Das Problem der Szenen vom Arbeitsmarkt ist dennoch ihre allzu große Realitätsnähe und der daraus resultierende Mangel an kabarettistischem Witz und Wut. Ganz anders kommt das dritte Kapitel daher. Es behandelt eine Kundenbeschwerde. Geschickt gelingt der Spannungsaufbau, bis man begreift, was der Grund für die Empörung ist: In einem Gang des Supermarkts liegt eine Frau, die sich - wohl als Ausdruck feministischen Protests - das Kleid über ihren Kopf gezogen hat.
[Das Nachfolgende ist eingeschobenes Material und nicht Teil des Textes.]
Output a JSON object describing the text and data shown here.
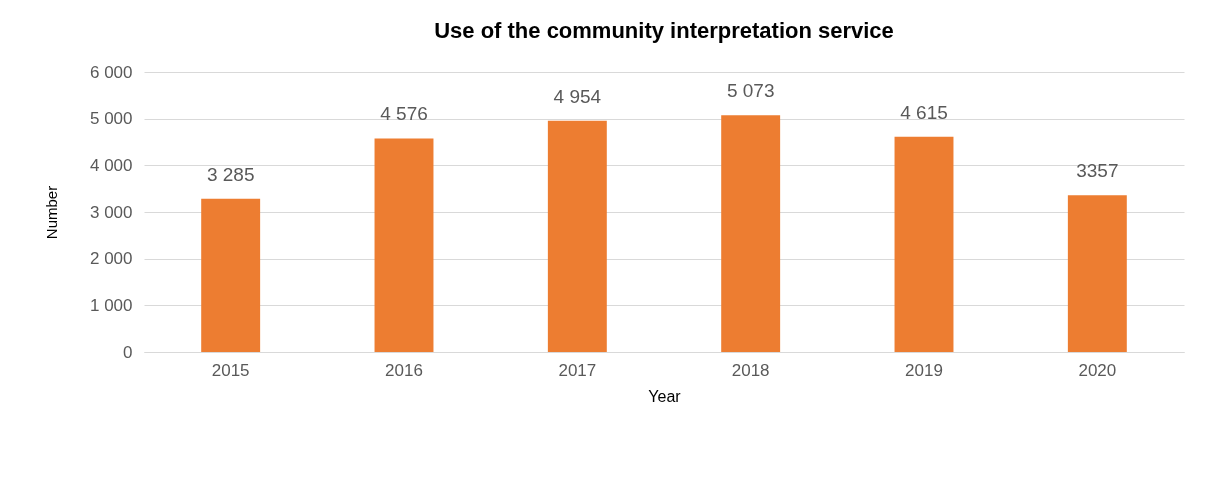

Dass sie ausgerechnet bei den Melonen liegt, soll vielleicht Macho-Phantasien beim männlichen Publikum wecken, doch falls jemand bei der Schilderung irgendwelchen erotischen Gedanken erlegen sein sollte, wird er bald eines Besseren belehrt: Lisa Sophie Kusz sorgt für den schauspielerisch-kabarettistischen Höhepunkt des Abends, wenn sie den Anblick des schwabbeligen Fettbergs, des „zerklüfteten Bergmassivs“ aus weiblichem Fleisch schildert, das sich da in Gang 7 ausbreitet. Kusz steigert sich zu einem gewaltigen Crescendo und Alice Birchs Sprache schwingt sich in einsame Höhen der Beschreibung unappetitlicher Leiber auf. Doch wir sind in einem feministischen Stück und nicht in einer Polemik gegen Bulimie und Fresssucht. Unter dem Druck der Schönheitserwartungen gedeihen Depressionen mit autoaggressiven Selbstverletzungen.

Aus der Szene in Gang 7 findet die Inszenierung den Weg zurück zur Auftaktsequenz. „Leg dich hin und werde verfügbar!“, rufen die vier Darstellerinnen im Chor. Und setzen der vermeintlichen patriarchalischen Erwartung der permanenten Verfügbarkeit des weiblichen Körpers eine Ermutigung für alle noch unterordnungsbereiten Frauen entgegen: „Dein Körper ist unbezwingbar!“ - Das wissen die Verständigen aber. Insofern sagt uns das feministische Manifest mit seinem Aufruf zur Gendergerechtigkeit nicht allzu viel Neues. Dennoch bringen die tollen Darstellerinnen Birchs Text über Rollenbilder, Übergriffigkeiten und Revolten in der Sexualität, auf dem Arbeitsmarkt und im Alltagsleben mit ihrer Wut und ihrem Witz, ihrer Aggressivität und ihrer Selbstironie überzeugend auf die Bühne - kraftvoll, aber nicht mit der Verbissenheit mancher #MeToo-Debatte.